Guarantor versus Co-signer

Business owners have a lot to worry about. Insurance, payroll, supplies, schedules, whether someone bought coffee, the list never stops. Acquiring vehicles for themselves and employees to get the work done is just one item on the list.

Moving right past the basic question of what vehicle will be best suited for the work at hand, is how to acquire the vehicle.

Also, assuming you have talked to your accountant about whether leasing or purchasing is the best option for you and your business write offs, let’s talk credit. How do you build business credit and not mount up personal debt at the same time? We consult many businesses who are instructed by dealerships that they also need their personal name on the paperwork, or worse yet, only in the company owner’s name.

The difference is being a guarantor, versus being a co-signer.

There is a basic difference between between being a guarantor versus being a co-signer. There can, however, be dramatic differences in how it affects you, and these small differences can be paperwork changes that can protect your personal assets.

Option one: be a co-signer. Most people are more familiar with this option; whether a parent co-signed on a loan when we were young to help us build credit, or as a couple and both signing for a household vehicle. Different states have different laws on how this is viewed, so make sure you know your rights and laws. This simply put, means two names are printed on the paperwork, and both parties sign for the vehicle. In the case of a business, a co-applicant is an officer of the company and has their personal name and credit information tied to the loan on all of the paperwork.

Option two: be a guarantor. This is when an officer of the company who is looking to build the company’s credit adds their personal information on the loan application, but their name stays off the title and registration. The ultimate goal is to build the company’s credit enough to stand on it’s own, without the financial assistance of the officers of the company. This takes time and risk. So, to make it easier and less risky for business owners, banks offer the option to be a guarantor.

The application process itself is typically the same between a co-signer and guarantor. The company would supply the business info, federal tax identification number, an officer’s information and social security number of the officer. This officer’s information will establish the basis for the loan approval. Much like a young adult may turn to a family member to co-sign for a loan to start building their own credit, a young business will need the same help to get started. The advantage here is that businesses have the option to be a guarantor.

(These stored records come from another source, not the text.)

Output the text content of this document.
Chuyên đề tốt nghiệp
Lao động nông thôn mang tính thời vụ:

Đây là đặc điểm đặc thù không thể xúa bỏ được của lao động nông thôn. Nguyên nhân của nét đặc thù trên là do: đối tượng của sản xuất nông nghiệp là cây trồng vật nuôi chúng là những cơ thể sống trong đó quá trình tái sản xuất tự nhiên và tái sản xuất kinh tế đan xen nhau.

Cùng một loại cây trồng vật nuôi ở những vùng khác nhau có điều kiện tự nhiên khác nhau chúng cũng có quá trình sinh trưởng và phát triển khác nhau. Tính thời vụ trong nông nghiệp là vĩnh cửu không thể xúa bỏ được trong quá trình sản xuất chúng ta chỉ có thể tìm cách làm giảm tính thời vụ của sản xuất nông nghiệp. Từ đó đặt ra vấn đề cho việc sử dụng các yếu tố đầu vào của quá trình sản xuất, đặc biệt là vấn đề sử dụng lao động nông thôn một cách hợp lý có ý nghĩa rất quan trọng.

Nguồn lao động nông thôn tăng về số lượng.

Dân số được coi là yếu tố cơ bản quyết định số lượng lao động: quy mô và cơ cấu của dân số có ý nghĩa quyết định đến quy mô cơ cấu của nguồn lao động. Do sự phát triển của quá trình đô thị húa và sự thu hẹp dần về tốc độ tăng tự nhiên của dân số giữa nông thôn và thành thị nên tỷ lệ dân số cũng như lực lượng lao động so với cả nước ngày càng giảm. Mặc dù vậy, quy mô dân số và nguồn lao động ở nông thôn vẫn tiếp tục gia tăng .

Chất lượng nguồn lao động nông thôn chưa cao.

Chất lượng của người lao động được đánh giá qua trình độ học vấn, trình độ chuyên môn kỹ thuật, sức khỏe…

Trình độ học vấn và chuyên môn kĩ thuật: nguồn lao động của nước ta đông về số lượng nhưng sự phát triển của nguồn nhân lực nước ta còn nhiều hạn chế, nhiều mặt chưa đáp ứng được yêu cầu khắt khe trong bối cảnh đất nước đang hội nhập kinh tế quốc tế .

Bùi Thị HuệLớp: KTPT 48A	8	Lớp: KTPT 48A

The advantage to the company officer as a guarantor is that the debt does not show up on their personal credit. The credit inquiry from the bank will appear, but the monthly payments and total debt owed will remain off of their personal credit. The exceptions to this vary from bank to bank, but unless there are late payments or the loan defaults, it will stay off of the officer’s credit.

Example: A business has 5 trucks or equipment loans that a business owner is a guarantor on, and the business owner has two personal vehicles with loans. The personal credit report will not show 7 loans, it will only show the two loans on their personal vehicles.

Each bank will have documents that the business officer will need to sign acknowledging that they understand payments will need to be made even if the company dissolves or stops making payments.

The other advantage is personal liability. If a personal name is on the registration and title of the vehicle, or equipment, then that person is equally liable for that equipment. Therefore, if the vehicle is in an accident, and deemed to be at fault by a company driver, that company and any person on the title are open to litigation directly. It is much more difficult for lawyers to target officers of a company if their names are not directly on the titles of the vehicles in this example.

Always consult your accountants, insurance agents, and seek legal counsel on how to best protect you and your company before making decisions. Since laws, and what is available vary from state to state it is always best to make sure you know your options before it is too late. No one wants to see business owners work so hard to build their business from scratch all to lose it over some simple paperwork changes.